В 1938 Буйвит был арестован как немецкий шпион, а его светлое пиво, победившее на всесоюзном конкурсе, было стандартизовано и по Самарским параметрам предписано всей стране под именем «Жигулёвское пиво».

Не знаю, какими были эти Самарские стандарты, сохранились ли их параметры после ареста Буйвита, не знаю, как далеко от них отошли параметры других заводов, но представляю себе, как все они далеки от Баварских, ибо Лев Геннадьевич Панин показал мне однажды затрепанные машинописные листы с корявым переводом на русский Баварский «стандарт», в котором глава за главой скрупулёзно, но просто и образно описывалось, каким должно быть «Баварское пиво». Из всех описаний запомнилось одно: «Прочность пены должна быть такой, чтобы в стандартной Баварской кружке она выдерживала плоско положенный на неё пфенниг».

Это — о Жигулёвском пиве.
Теперь нужно больше рассказать об СКБ и его людях.

Советская «техническая интеллигенция» была расслоена в своём профессиональном качестве по областям промышленности в зависимости от значения, которое придавало этим областям правительство.

На первом месте всегда была «оборона». Энергетика, пожалуй, тоже была важна, но пища, уж, конечно, была на последнем месте.

Поэтому длинное название «Главпродмашдеталь» не спасали ни «маш», ни «деталь», ни, даже, — «Глав»; его безнадёжно губила «прод». И работавшие здесь на инженерных постах люди ни в какой степени не испытывали уважения к своему занятию, а, говоря о месте своей работы прятали его за универсальным «СКБ» от тех, кто пренебрежительно назвал бы его: «шарашкина контора».

Люди оказались здесь не по интересу, — они «скатились» сюда в силу разных неблагоприятных обстоятельств.

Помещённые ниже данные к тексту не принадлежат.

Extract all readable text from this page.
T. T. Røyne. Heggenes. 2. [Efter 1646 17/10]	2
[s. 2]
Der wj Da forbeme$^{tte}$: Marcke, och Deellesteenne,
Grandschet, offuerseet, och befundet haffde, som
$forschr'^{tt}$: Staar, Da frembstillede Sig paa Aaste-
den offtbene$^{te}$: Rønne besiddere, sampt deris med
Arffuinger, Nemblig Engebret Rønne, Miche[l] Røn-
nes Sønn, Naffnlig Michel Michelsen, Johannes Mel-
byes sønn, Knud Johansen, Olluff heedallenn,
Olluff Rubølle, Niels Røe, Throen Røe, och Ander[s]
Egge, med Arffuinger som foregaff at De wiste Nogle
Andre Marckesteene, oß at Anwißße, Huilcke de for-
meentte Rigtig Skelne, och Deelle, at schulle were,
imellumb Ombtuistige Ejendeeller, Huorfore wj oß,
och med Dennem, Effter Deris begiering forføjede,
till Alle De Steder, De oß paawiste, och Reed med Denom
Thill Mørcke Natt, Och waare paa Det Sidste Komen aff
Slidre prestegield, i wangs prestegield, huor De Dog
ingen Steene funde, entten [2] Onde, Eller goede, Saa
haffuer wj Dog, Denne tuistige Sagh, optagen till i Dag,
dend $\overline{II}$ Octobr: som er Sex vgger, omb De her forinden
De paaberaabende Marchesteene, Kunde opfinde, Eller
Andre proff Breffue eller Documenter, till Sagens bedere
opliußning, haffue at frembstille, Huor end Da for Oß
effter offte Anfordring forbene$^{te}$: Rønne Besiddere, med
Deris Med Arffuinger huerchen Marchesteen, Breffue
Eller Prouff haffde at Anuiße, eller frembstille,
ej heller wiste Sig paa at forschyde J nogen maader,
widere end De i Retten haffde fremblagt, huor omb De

Так что, по существу, пользуясь терминологией Беседина, все в этой конторе были «дефектными» и за многими таились какие-то истории, но я хочу рассказать только о Льве Геннадьевиче Панине: его я узнал близко, и он оставил в моей памяти заметный отпечаток.

Впервые входящий в зал, сразу отмечал большую седую голову, возвышающуюся над другими, согнутыми над чертёжными досками.

Когда он тяжело вставал из-за стола, оставив очки на чертеже, то оказывался хоть и высоким, но очень сутулым и каким-то опущенным человеком: опущены были его руки, как будто оттянутые вниз тяжелыми кистями, опущены были щеки, набрякшие мешки под глазами и уголки толстых, добрых губ. Был крупно-нескладен и вял в движениях.

Он удивительно повторялся в своих моечных агрегатах: они были тоже огромными, угловатыми, медвежеватыми.

Тут нужно сказать, что все другие ведущие только «занимались» своими автоматами, — они их не проектировали: автоматы эти были куплены и, — в зависимости от возраста, нуждались либо в модернизации, либо в замене неисправных деталей и узлов.

Моечные агрегаты Панин проектировал с чистого листа.

Высшего образования у него не было. Не уверен, что было среднее, но, много читая, обладая самобытным «крестьянским» умом и незаурядной памятью, он стал очень образованным человеком. Конечно, как и подобает хорошему русскому человеку, он с удовольствием попивал. А я — с большим удовольствием, составлял ему компанию и услышал от него многое, чего бы не услышал от других.

Он часто цитировал библию, которая была для меня тогда книгой неизвестной и таинственной. А Лев Геннадьевич не только цитировал, но и интересно, — не религиозно, а философски толковал цитируемое. В разговоре о литературе он открыл для меня новое имя: сказал, что по причинам, известным только руководству культурой, Крылова навязали советскому человеку, как «великого русского баснописца». «Какой же он — «русский баснописец»? — спрашивал он, — когда у него сплошной Эзоп и Лафонтен. А вот самобытного русского — Хемницера — по тем же неизвестным причинам решили спрятать. А ведь какая прелесть — его отповедь пустомудрию в басне «Метафизик».

Раскрыв рот, я выслушал эту басню, пришедшую ко мне из 18 века в кратком переложении Панина, и подумал, как хороша может быть умная басня без навязчивого назидания в конце.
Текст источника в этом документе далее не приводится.